Monday, Mar. 13, 1995
PLANET OF THE WHITE GUYS
By Barbara Ehrenreich
On the planet inhabited by the anti-affirmative action activists, the only form of discrimination left is the kind that operates against white males. There, in the name of redressing ancient wrongs, white men are routinely shoved aside to make room for less qualified women and minorities. These favored ones have no problems at all-except for that niggling worry that their colleagues see them as underqualified "affirmative-action babies.'' Maybe there was once an evil called racism in this charmed place-30 or 300 years ago, that is-but it's been replaced by affirmative action.
Now I agree that discrimination is an ugly thing no matter who's at the receiving end, and that it may be worth reviewing affirmative action, as President Clinton has proposed, to see whether it's been fairly applied. People should not be made to suffer for the wicked things perpetrated by their ancestors or by those who merely looked like them. Competent white men should be hired over less competent women and minorities, otherwise, sooner or later, the trains won't run on time and the planes will fall down from the sky.
But it would be a shame if Clinton's "review" sidesteps the undeniable persistence of racism in the workplace and just about everywhere else. Consider the recent lesson from Rutgers University. Here we have a perfectly nice liberal fellow, a college president with a record of responsiveness to minority concerns. He opens his mouth to talk about minority test scores, and then-like a Tourette's syndrome victim in the grip of a seizure-he comes out with the words "genetic hereditary background." Translated from the academese: minorities are dumb, and they're dumb because they're born that way.
Can we be honest here? I've been around white folks most of my life-from left-wingers to right-wingers, from crude-mouthed louts to prissy-minded alitists-and I've heard enough to know that The Bell Curve is just a long-winded version of what an awful lot of white people actually believe. Take a look, for example, at a survey reported by the National Opinion Research Center in 1991, which found a majority of whites asserting that minorities are lazier, more violence-prone and less intelligent than whites. Even among the politically correct, the standard praise word for a minority person is "articulate,'' as if to say, "Isn't it amazing how well he can speak!"

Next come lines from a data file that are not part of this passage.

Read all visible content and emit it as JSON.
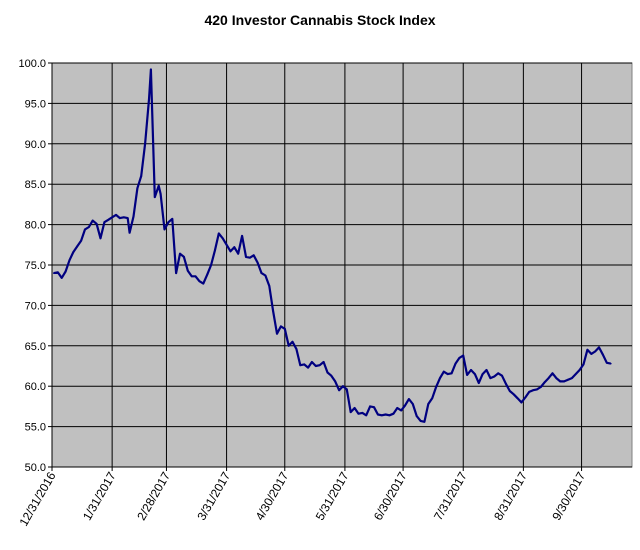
{
  "chart_data": {
    "type": "line",
    "title": "420 Investor Cannabis Stock Index",
    "xlabel": "",
    "ylabel": "",
    "ylim": [
      50,
      100
    ],
    "xlim": [
      "2016-12-31",
      "2017-10-26"
    ],
    "y_ticks": [
      "50.0",
      "55.0",
      "60.0",
      "65.0",
      "70.0",
      "75.0",
      "80.0",
      "85.0",
      "90.0",
      "95.0",
      "100.0"
    ],
    "x_ticks": [
      "12/31/2016",
      "1/31/2017",
      "2/28/2017",
      "3/31/2017",
      "4/30/2017",
      "5/31/2017",
      "6/30/2017",
      "7/31/2017",
      "8/31/2017",
      "9/30/2017"
    ],
    "grid": true,
    "legend": "none",
    "colors": {
      "plot_background": "#c0c0c0",
      "line": "#000080",
      "grid": "#000000"
    },
    "series": [
      {
        "values": [
          [
            "2017-01-01",
            74.0
          ],
          [
            "2017-01-03",
            74.1
          ],
          [
            "2017-01-05",
            73.4
          ],
          [
            "2017-01-07",
            74.2
          ],
          [
            "2017-01-09",
            75.6
          ],
          [
            "2017-01-11",
            76.6
          ],
          [
            "2017-01-13",
            77.3
          ],
          [
            "2017-01-15",
            78.0
          ],
          [
            "2017-01-17",
            79.4
          ],
          [
            "2017-01-19",
            79.7
          ],
          [
            "2017-01-21",
            80.5
          ],
          [
            "2017-01-23",
            80.1
          ],
          [
            "2017-01-25",
            78.3
          ],
          [
            "2017-01-27",
            80.3
          ],
          [
            "2017-01-29",
            80.6
          ],
          [
            "2017-01-31",
            80.9
          ],
          [
            "2017-02-02",
            81.2
          ],
          [
            "2017-02-04",
            80.8
          ],
          [
            "2017-02-06",
            80.9
          ],
          [
            "2017-02-08",
            80.8
          ],
          [
            "2017-02-09",
            79.0
          ],
          [
            "2017-02-11",
            81.0
          ],
          [
            "2017-02-13",
            84.5
          ],
          [
            "2017-02-15",
            86.0
          ],
          [
            "2017-02-17",
            90.0
          ],
          [
            "2017-02-19",
            95.5
          ],
          [
            "2017-02-20",
            99.2
          ],
          [
            "2017-02-22",
            83.4
          ],
          [
            "2017-02-24",
            84.8
          ],
          [
            "2017-02-25",
            83.8
          ],
          [
            "2017-02-27",
            79.4
          ],
          [
            "2017-03-01",
            80.3
          ],
          [
            "2017-03-03",
            80.7
          ],
          [
            "2017-03-05",
            74.0
          ],
          [
            "2017-03-07",
            76.4
          ],
          [
            "2017-03-09",
            76.0
          ],
          [
            "2017-03-11",
            74.3
          ],
          [
            "2017-03-13",
            73.6
          ],
          [
            "2017-03-15",
            73.6
          ],
          [
            "2017-03-17",
            73.0
          ],
          [
            "2017-03-19",
            72.7
          ],
          [
            "2017-03-21",
            73.8
          ],
          [
            "2017-03-23",
            75.0
          ],
          [
            "2017-03-25",
            76.8
          ],
          [
            "2017-03-27",
            78.9
          ],
          [
            "2017-03-29",
            78.3
          ],
          [
            "2017-03-31",
            77.5
          ],
          [
            "2017-04-02",
            76.7
          ],
          [
            "2017-04-04",
            77.2
          ],
          [
            "2017-04-06",
            76.4
          ],
          [
            "2017-04-08",
            78.6
          ],
          [
            "2017-04-10",
            76.0
          ],
          [
            "2017-04-12",
            75.9
          ],
          [
            "2017-04-14",
            76.2
          ],
          [
            "2017-04-16",
            75.3
          ],
          [
            "2017-04-18",
            74.0
          ],
          [
            "2017-04-20",
            73.7
          ],
          [
            "2017-04-22",
            72.4
          ],
          [
            "2017-04-24",
            69.3
          ],
          [
            "2017-04-26",
            66.5
          ],
          [
            "2017-04-28",
            67.4
          ],
          [
            "2017-04-30",
            67.1
          ],
          [
            "2017-05-02",
            65.0
          ],
          [
            "2017-05-04",
            65.5
          ],
          [
            "2017-05-06",
            64.6
          ],
          [
            "2017-05-08",
            62.6
          ],
          [
            "2017-05-10",
            62.7
          ],
          [
            "2017-05-12",
            62.3
          ],
          [
            "2017-05-14",
            63.0
          ],
          [
            "2017-05-16",
            62.5
          ],
          [
            "2017-05-18",
            62.6
          ],
          [
            "2017-05-20",
            63.0
          ],
          [
            "2017-05-22",
            61.7
          ],
          [
            "2017-05-24",
            61.3
          ],
          [
            "2017-05-26",
            60.6
          ],
          [
            "2017-05-28",
            59.5
          ],
          [
            "2017-05-30",
            60.0
          ],
          [
            "2017-06-01",
            59.6
          ],
          [
            "2017-06-03",
            56.8
          ],
          [
            "2017-06-05",
            57.3
          ],
          [
            "2017-06-07",
            56.6
          ],
          [
            "2017-06-09",
            56.7
          ],
          [
            "2017-06-11",
            56.4
          ],
          [
            "2017-06-13",
            57.5
          ],
          [
            "2017-06-15",
            57.4
          ],
          [
            "2017-06-17",
            56.5
          ],
          [
            "2017-06-19",
            56.4
          ],
          [
            "2017-06-21",
            56.5
          ],
          [
            "2017-06-23",
            56.4
          ],
          [
            "2017-06-25",
            56.6
          ],
          [
            "2017-06-27",
            57.3
          ],
          [
            "2017-06-29",
            57.0
          ],
          [
            "2017-07-01",
            57.6
          ],
          [
            "2017-07-03",
            58.4
          ],
          [
            "2017-07-05",
            57.8
          ],
          [
            "2017-07-07",
            56.3
          ],
          [
            "2017-07-09",
            55.7
          ],
          [
            "2017-07-11",
            55.6
          ],
          [
            "2017-07-13",
            57.8
          ],
          [
            "2017-07-15",
            58.5
          ],
          [
            "2017-07-17",
            59.9
          ],
          [
            "2017-07-19",
            61.0
          ],
          [
            "2017-07-21",
            61.8
          ],
          [
            "2017-07-23",
            61.5
          ],
          [
            "2017-07-25",
            61.6
          ],
          [
            "2017-07-27",
            62.8
          ],
          [
            "2017-07-29",
            63.5
          ],
          [
            "2017-07-31",
            63.8
          ],
          [
            "2017-08-02",
            61.4
          ],
          [
            "2017-08-04",
            62.0
          ],
          [
            "2017-08-06",
            61.5
          ],
          [
            "2017-08-08",
            60.4
          ],
          [
            "2017-08-10",
            61.5
          ],
          [
            "2017-08-12",
            62.0
          ],
          [
            "2017-08-14",
            61.0
          ],
          [
            "2017-08-16",
            61.2
          ],
          [
            "2017-08-18",
            61.6
          ],
          [
            "2017-08-20",
            61.3
          ],
          [
            "2017-08-22",
            60.3
          ],
          [
            "2017-08-24",
            59.4
          ],
          [
            "2017-08-26",
            59.0
          ],
          [
            "2017-08-28",
            58.5
          ],
          [
            "2017-08-30",
            58.0
          ],
          [
            "2017-09-01",
            58.6
          ],
          [
            "2017-09-03",
            59.3
          ],
          [
            "2017-09-05",
            59.5
          ],
          [
            "2017-09-07",
            59.6
          ],
          [
            "2017-09-09",
            59.9
          ],
          [
            "2017-09-11",
            60.5
          ],
          [
            "2017-09-13",
            61.0
          ],
          [
            "2017-09-15",
            61.6
          ],
          [
            "2017-09-17",
            61.0
          ],
          [
            "2017-09-19",
            60.6
          ],
          [
            "2017-09-21",
            60.6
          ],
          [
            "2017-09-23",
            60.8
          ],
          [
            "2017-09-25",
            61.0
          ],
          [
            "2017-09-27",
            61.5
          ],
          [
            "2017-09-29",
            62.0
          ],
          [
            "2017-10-01",
            62.7
          ],
          [
            "2017-10-03",
            64.5
          ],
          [
            "2017-10-05",
            64.0
          ],
          [
            "2017-10-07",
            64.3
          ],
          [
            "2017-10-09",
            64.8
          ],
          [
            "2017-10-11",
            63.9
          ],
          [
            "2017-10-13",
            62.9
          ],
          [
            "2017-10-15",
            62.8
          ]
        ]
      }
    ]
  }
}
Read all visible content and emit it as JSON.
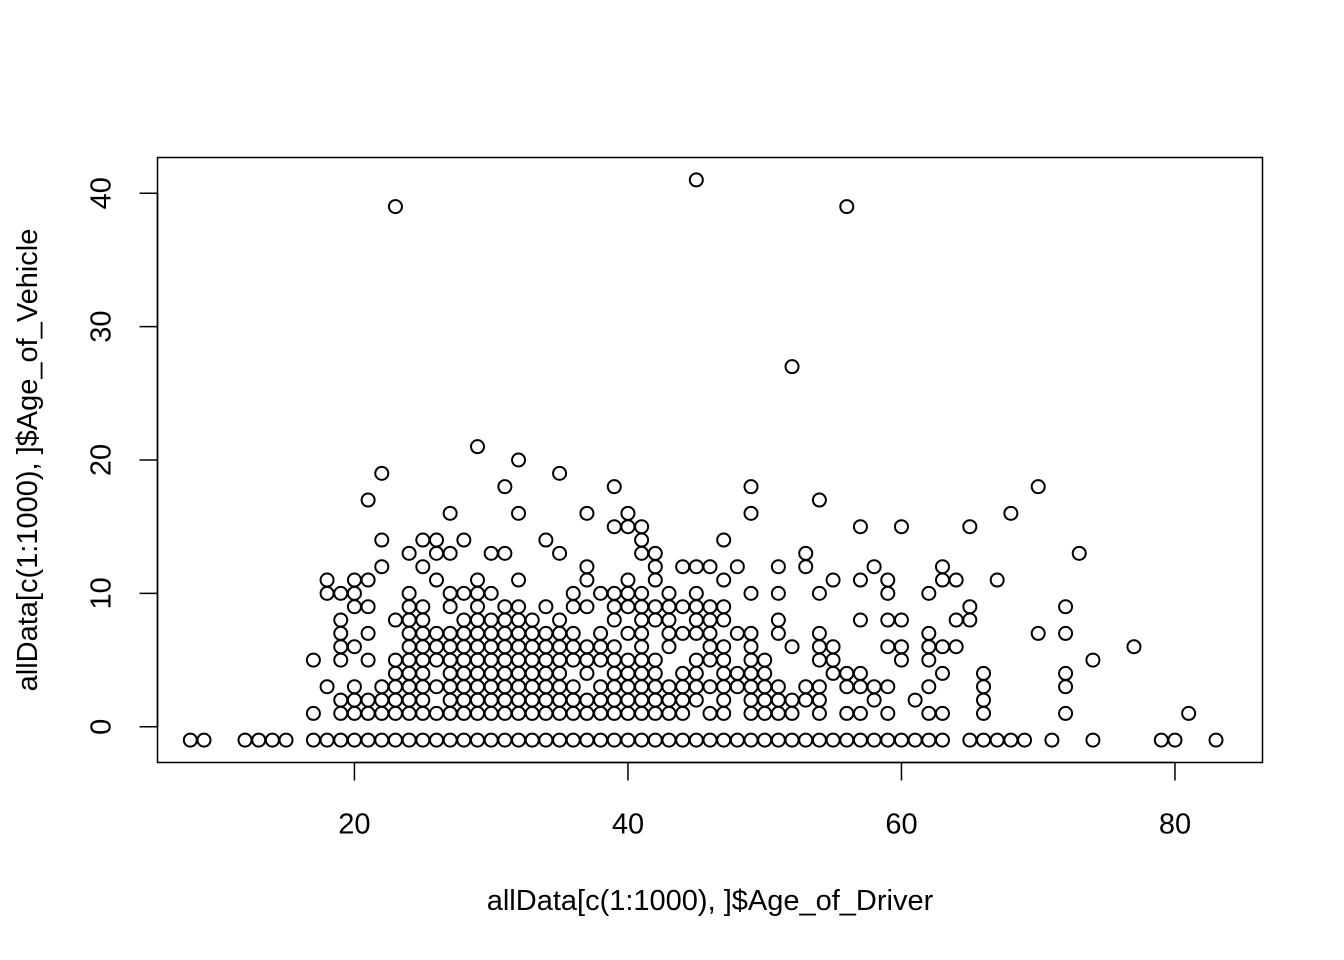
{
  "chart_data": {
    "type": "scatter",
    "title": "",
    "xlabel": "allData[c(1:1000), ]$Age_of_Driver",
    "ylabel": "allData[c(1:1000), ]$Age_of_Vehicle",
    "xlim": [
      5.6,
      86.4
    ],
    "ylim": [
      -2.68,
      42.68
    ],
    "x_ticks": [
      20,
      40,
      60,
      80
    ],
    "y_ticks": [
      0,
      10,
      20,
      30,
      40
    ],
    "grid": false,
    "legend": "none",
    "marker": "open-circle",
    "colors": {
      "point": "#000000",
      "axis": "#000000",
      "background": "#ffffff"
    },
    "points": [
      [
        8,
        -1
      ],
      [
        9,
        -1
      ],
      [
        12,
        -1
      ],
      [
        13,
        -1
      ],
      [
        14,
        -1
      ],
      [
        15,
        -1
      ],
      [
        17,
        -1
      ],
      [
        17,
        1
      ],
      [
        17,
        5
      ],
      [
        18,
        -1
      ],
      [
        18,
        3
      ],
      [
        18,
        10
      ],
      [
        18,
        11
      ],
      [
        19,
        -1
      ],
      [
        19,
        1
      ],
      [
        19,
        2
      ],
      [
        19,
        5
      ],
      [
        19,
        6
      ],
      [
        19,
        7
      ],
      [
        19,
        8
      ],
      [
        19,
        10
      ],
      [
        20,
        -1
      ],
      [
        20,
        1
      ],
      [
        20,
        2
      ],
      [
        20,
        3
      ],
      [
        20,
        6
      ],
      [
        20,
        9
      ],
      [
        20,
        10
      ],
      [
        20,
        11
      ],
      [
        21,
        -1
      ],
      [
        21,
        1
      ],
      [
        21,
        2
      ],
      [
        21,
        5
      ],
      [
        21,
        7
      ],
      [
        21,
        9
      ],
      [
        21,
        11
      ],
      [
        21,
        17
      ],
      [
        22,
        -1
      ],
      [
        22,
        1
      ],
      [
        22,
        2
      ],
      [
        22,
        3
      ],
      [
        22,
        12
      ],
      [
        22,
        14
      ],
      [
        22,
        19
      ],
      [
        23,
        -1
      ],
      [
        23,
        1
      ],
      [
        23,
        2
      ],
      [
        23,
        3
      ],
      [
        23,
        4
      ],
      [
        23,
        5
      ],
      [
        23,
        8
      ],
      [
        23,
        39
      ],
      [
        24,
        -1
      ],
      [
        24,
        1
      ],
      [
        24,
        2
      ],
      [
        24,
        3
      ],
      [
        24,
        4
      ],
      [
        24,
        5
      ],
      [
        24,
        6
      ],
      [
        24,
        7
      ],
      [
        24,
        8
      ],
      [
        24,
        9
      ],
      [
        24,
        10
      ],
      [
        24,
        13
      ],
      [
        25,
        -1
      ],
      [
        25,
        1
      ],
      [
        25,
        2
      ],
      [
        25,
        3
      ],
      [
        25,
        4
      ],
      [
        25,
        5
      ],
      [
        25,
        6
      ],
      [
        25,
        7
      ],
      [
        25,
        8
      ],
      [
        25,
        9
      ],
      [
        25,
        12
      ],
      [
        25,
        14
      ],
      [
        26,
        -1
      ],
      [
        26,
        1
      ],
      [
        26,
        3
      ],
      [
        26,
        5
      ],
      [
        26,
        6
      ],
      [
        26,
        7
      ],
      [
        26,
        11
      ],
      [
        26,
        13
      ],
      [
        26,
        14
      ],
      [
        27,
        -1
      ],
      [
        27,
        1
      ],
      [
        27,
        2
      ],
      [
        27,
        3
      ],
      [
        27,
        4
      ],
      [
        27,
        5
      ],
      [
        27,
        6
      ],
      [
        27,
        7
      ],
      [
        27,
        9
      ],
      [
        27,
        10
      ],
      [
        27,
        13
      ],
      [
        27,
        16
      ],
      [
        28,
        -1
      ],
      [
        28,
        1
      ],
      [
        28,
        2
      ],
      [
        28,
        3
      ],
      [
        28,
        4
      ],
      [
        28,
        5
      ],
      [
        28,
        6
      ],
      [
        28,
        7
      ],
      [
        28,
        8
      ],
      [
        28,
        10
      ],
      [
        28,
        14
      ],
      [
        29,
        -1
      ],
      [
        29,
        1
      ],
      [
        29,
        2
      ],
      [
        29,
        3
      ],
      [
        29,
        4
      ],
      [
        29,
        5
      ],
      [
        29,
        6
      ],
      [
        29,
        7
      ],
      [
        29,
        8
      ],
      [
        29,
        9
      ],
      [
        29,
        10
      ],
      [
        29,
        11
      ],
      [
        29,
        21
      ],
      [
        30,
        -1
      ],
      [
        30,
        1
      ],
      [
        30,
        2
      ],
      [
        30,
        3
      ],
      [
        30,
        4
      ],
      [
        30,
        5
      ],
      [
        30,
        6
      ],
      [
        30,
        7
      ],
      [
        30,
        8
      ],
      [
        30,
        10
      ],
      [
        30,
        13
      ],
      [
        31,
        -1
      ],
      [
        31,
        1
      ],
      [
        31,
        2
      ],
      [
        31,
        3
      ],
      [
        31,
        4
      ],
      [
        31,
        5
      ],
      [
        31,
        6
      ],
      [
        31,
        7
      ],
      [
        31,
        8
      ],
      [
        31,
        9
      ],
      [
        31,
        13
      ],
      [
        31,
        18
      ],
      [
        32,
        -1
      ],
      [
        32,
        1
      ],
      [
        32,
        2
      ],
      [
        32,
        3
      ],
      [
        32,
        4
      ],
      [
        32,
        5
      ],
      [
        32,
        6
      ],
      [
        32,
        7
      ],
      [
        32,
        8
      ],
      [
        32,
        9
      ],
      [
        32,
        11
      ],
      [
        32,
        16
      ],
      [
        32,
        20
      ],
      [
        33,
        -1
      ],
      [
        33,
        1
      ],
      [
        33,
        2
      ],
      [
        33,
        3
      ],
      [
        33,
        4
      ],
      [
        33,
        5
      ],
      [
        33,
        6
      ],
      [
        33,
        7
      ],
      [
        33,
        8
      ],
      [
        34,
        -1
      ],
      [
        34,
        1
      ],
      [
        34,
        2
      ],
      [
        34,
        3
      ],
      [
        34,
        4
      ],
      [
        34,
        5
      ],
      [
        34,
        6
      ],
      [
        34,
        7
      ],
      [
        34,
        9
      ],
      [
        34,
        14
      ],
      [
        35,
        -1
      ],
      [
        35,
        1
      ],
      [
        35,
        2
      ],
      [
        35,
        3
      ],
      [
        35,
        4
      ],
      [
        35,
        5
      ],
      [
        35,
        6
      ],
      [
        35,
        7
      ],
      [
        35,
        8
      ],
      [
        35,
        13
      ],
      [
        35,
        19
      ],
      [
        36,
        -1
      ],
      [
        36,
        1
      ],
      [
        36,
        2
      ],
      [
        36,
        3
      ],
      [
        36,
        5
      ],
      [
        36,
        6
      ],
      [
        36,
        7
      ],
      [
        36,
        9
      ],
      [
        36,
        10
      ],
      [
        37,
        -1
      ],
      [
        37,
        1
      ],
      [
        37,
        2
      ],
      [
        37,
        4
      ],
      [
        37,
        5
      ],
      [
        37,
        6
      ],
      [
        37,
        9
      ],
      [
        37,
        11
      ],
      [
        37,
        12
      ],
      [
        37,
        16
      ],
      [
        38,
        -1
      ],
      [
        38,
        1
      ],
      [
        38,
        2
      ],
      [
        38,
        3
      ],
      [
        38,
        5
      ],
      [
        38,
        6
      ],
      [
        38,
        7
      ],
      [
        38,
        10
      ],
      [
        39,
        -1
      ],
      [
        39,
        1
      ],
      [
        39,
        2
      ],
      [
        39,
        3
      ],
      [
        39,
        4
      ],
      [
        39,
        5
      ],
      [
        39,
        6
      ],
      [
        39,
        8
      ],
      [
        39,
        9
      ],
      [
        39,
        10
      ],
      [
        39,
        15
      ],
      [
        39,
        18
      ],
      [
        40,
        -1
      ],
      [
        40,
        1
      ],
      [
        40,
        2
      ],
      [
        40,
        3
      ],
      [
        40,
        4
      ],
      [
        40,
        5
      ],
      [
        40,
        7
      ],
      [
        40,
        9
      ],
      [
        40,
        10
      ],
      [
        40,
        11
      ],
      [
        40,
        15
      ],
      [
        40,
        16
      ],
      [
        41,
        -1
      ],
      [
        41,
        1
      ],
      [
        41,
        2
      ],
      [
        41,
        3
      ],
      [
        41,
        4
      ],
      [
        41,
        5
      ],
      [
        41,
        6
      ],
      [
        41,
        7
      ],
      [
        41,
        8
      ],
      [
        41,
        9
      ],
      [
        41,
        10
      ],
      [
        41,
        13
      ],
      [
        41,
        14
      ],
      [
        41,
        15
      ],
      [
        42,
        -1
      ],
      [
        42,
        1
      ],
      [
        42,
        2
      ],
      [
        42,
        3
      ],
      [
        42,
        4
      ],
      [
        42,
        5
      ],
      [
        42,
        8
      ],
      [
        42,
        9
      ],
      [
        42,
        11
      ],
      [
        42,
        12
      ],
      [
        42,
        13
      ],
      [
        43,
        -1
      ],
      [
        43,
        1
      ],
      [
        43,
        2
      ],
      [
        43,
        3
      ],
      [
        43,
        6
      ],
      [
        43,
        7
      ],
      [
        43,
        8
      ],
      [
        43,
        9
      ],
      [
        43,
        10
      ],
      [
        44,
        -1
      ],
      [
        44,
        1
      ],
      [
        44,
        2
      ],
      [
        44,
        3
      ],
      [
        44,
        4
      ],
      [
        44,
        7
      ],
      [
        44,
        9
      ],
      [
        44,
        12
      ],
      [
        45,
        -1
      ],
      [
        45,
        2
      ],
      [
        45,
        3
      ],
      [
        45,
        4
      ],
      [
        45,
        5
      ],
      [
        45,
        7
      ],
      [
        45,
        8
      ],
      [
        45,
        9
      ],
      [
        45,
        10
      ],
      [
        45,
        12
      ],
      [
        45,
        41
      ],
      [
        46,
        -1
      ],
      [
        46,
        1
      ],
      [
        46,
        3
      ],
      [
        46,
        5
      ],
      [
        46,
        6
      ],
      [
        46,
        7
      ],
      [
        46,
        8
      ],
      [
        46,
        9
      ],
      [
        46,
        12
      ],
      [
        47,
        -1
      ],
      [
        47,
        1
      ],
      [
        47,
        2
      ],
      [
        47,
        3
      ],
      [
        47,
        4
      ],
      [
        47,
        5
      ],
      [
        47,
        6
      ],
      [
        47,
        8
      ],
      [
        47,
        9
      ],
      [
        47,
        11
      ],
      [
        47,
        14
      ],
      [
        48,
        -1
      ],
      [
        48,
        3
      ],
      [
        48,
        4
      ],
      [
        48,
        7
      ],
      [
        48,
        12
      ],
      [
        49,
        -1
      ],
      [
        49,
        1
      ],
      [
        49,
        2
      ],
      [
        49,
        3
      ],
      [
        49,
        4
      ],
      [
        49,
        5
      ],
      [
        49,
        6
      ],
      [
        49,
        7
      ],
      [
        49,
        10
      ],
      [
        49,
        16
      ],
      [
        49,
        18
      ],
      [
        50,
        -1
      ],
      [
        50,
        1
      ],
      [
        50,
        2
      ],
      [
        50,
        3
      ],
      [
        50,
        4
      ],
      [
        50,
        5
      ],
      [
        51,
        -1
      ],
      [
        51,
        1
      ],
      [
        51,
        2
      ],
      [
        51,
        3
      ],
      [
        51,
        7
      ],
      [
        51,
        8
      ],
      [
        51,
        10
      ],
      [
        51,
        12
      ],
      [
        52,
        -1
      ],
      [
        52,
        1
      ],
      [
        52,
        2
      ],
      [
        52,
        6
      ],
      [
        52,
        27
      ],
      [
        53,
        -1
      ],
      [
        53,
        2
      ],
      [
        53,
        3
      ],
      [
        53,
        12
      ],
      [
        53,
        13
      ],
      [
        54,
        -1
      ],
      [
        54,
        1
      ],
      [
        54,
        2
      ],
      [
        54,
        3
      ],
      [
        54,
        5
      ],
      [
        54,
        6
      ],
      [
        54,
        7
      ],
      [
        54,
        10
      ],
      [
        54,
        17
      ],
      [
        55,
        -1
      ],
      [
        55,
        4
      ],
      [
        55,
        5
      ],
      [
        55,
        6
      ],
      [
        55,
        11
      ],
      [
        56,
        -1
      ],
      [
        56,
        1
      ],
      [
        56,
        3
      ],
      [
        56,
        4
      ],
      [
        56,
        39
      ],
      [
        57,
        -1
      ],
      [
        57,
        1
      ],
      [
        57,
        3
      ],
      [
        57,
        4
      ],
      [
        57,
        8
      ],
      [
        57,
        11
      ],
      [
        57,
        15
      ],
      [
        58,
        -1
      ],
      [
        58,
        2
      ],
      [
        58,
        3
      ],
      [
        58,
        12
      ],
      [
        59,
        -1
      ],
      [
        59,
        1
      ],
      [
        59,
        3
      ],
      [
        59,
        6
      ],
      [
        59,
        8
      ],
      [
        59,
        10
      ],
      [
        59,
        11
      ],
      [
        60,
        -1
      ],
      [
        60,
        5
      ],
      [
        60,
        6
      ],
      [
        60,
        8
      ],
      [
        60,
        15
      ],
      [
        61,
        -1
      ],
      [
        61,
        2
      ],
      [
        62,
        -1
      ],
      [
        62,
        1
      ],
      [
        62,
        3
      ],
      [
        62,
        5
      ],
      [
        62,
        6
      ],
      [
        62,
        7
      ],
      [
        62,
        10
      ],
      [
        63,
        -1
      ],
      [
        63,
        1
      ],
      [
        63,
        4
      ],
      [
        63,
        6
      ],
      [
        63,
        11
      ],
      [
        63,
        12
      ],
      [
        64,
        6
      ],
      [
        64,
        8
      ],
      [
        64,
        11
      ],
      [
        65,
        -1
      ],
      [
        65,
        8
      ],
      [
        65,
        9
      ],
      [
        65,
        15
      ],
      [
        66,
        -1
      ],
      [
        66,
        1
      ],
      [
        66,
        2
      ],
      [
        66,
        3
      ],
      [
        66,
        4
      ],
      [
        67,
        -1
      ],
      [
        67,
        11
      ],
      [
        68,
        -1
      ],
      [
        68,
        16
      ],
      [
        69,
        -1
      ],
      [
        70,
        7
      ],
      [
        70,
        18
      ],
      [
        71,
        -1
      ],
      [
        72,
        1
      ],
      [
        72,
        3
      ],
      [
        72,
        4
      ],
      [
        72,
        7
      ],
      [
        72,
        9
      ],
      [
        73,
        13
      ],
      [
        74,
        -1
      ],
      [
        74,
        5
      ],
      [
        77,
        6
      ],
      [
        79,
        -1
      ],
      [
        80,
        -1
      ],
      [
        81,
        1
      ],
      [
        83,
        -1
      ]
    ]
  }
}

Prejudice of the quiet, subliminal kind doesn't flow from the same place as hate. All you have to do to be infected is look around: at the top of the power hierarchy-filling more than 90% of top corporate-leadership slots and a grossly disproportionate share of managerial and professional positions-you see white men. Meanwhile, you tend to find minorities clustered in the kind of menial roles-busing dishes, unloading trucks-that our parents warned were waiting for us too if we didn't get our homework done.
So what is the brain to make of this data? It does what brains are designed to do: it simplifies and serves up the quickie generalizations that are meant to guide us through a complex world. Thus when we see a black colleague, who may be an engineer or a judge, the brain, in its innocence, announces helpfully, "Janitor-type approaching, wearing a suit."
Maybe it's easier for a woman to acknowledge this because subliminal prejudice hurts women too. Studies have shown, for example, that people are more likely to find an article convincing if it is signed by "Bob Someone" instead of, say, "Barbara Someone." It's just the brain's little habit of parceling reality into tidy equations, such as female=probable fluffhead. The truth is that each of us carries around an image of competence in our mind, and its face is neither female nor black. Hence our readiness to believe, whenever we hear of a white male losing out to a minority or a woman, that the white guy was actually more qualified. In Jesse Helms' winning 1990 campaign commercial, a white man crumples up a rejection letter, while the voice-over reminds him that he was "the best-qualified." But was he? Is he always? And why don't we ever hear a white guy worry out loud that his colleagues suspect he got the job-as white men have for centuries-in part because he's male and white?
It's a measure of the ambient racism that we find it so hard to believe that affirmative action may actually be doing something right: ensuring that the best guy gets the job, regardless of that guy's race or sex. Eventually, when the occupational hierarchy is so thoroughly integrated that it no longer makes sense for our subconscious minds to invest the notion of competence with a particular skin color or type of genitalia, affirmative action can indeed be cast aside like training wheels.
Meanwhile, aggrieved white men can console themselves with the gains their wives have made. Numerically speaking, white women are the biggest beneficiaries of affirmative action, and because white women tend to marry white men, it follows that white men are, numerically speaking, among the top beneficiaries too. On this planet, Bob Dole and Pat Buchanan may not have been able to figure that out yet, but most white guys, I like to think, are plenty smart enough.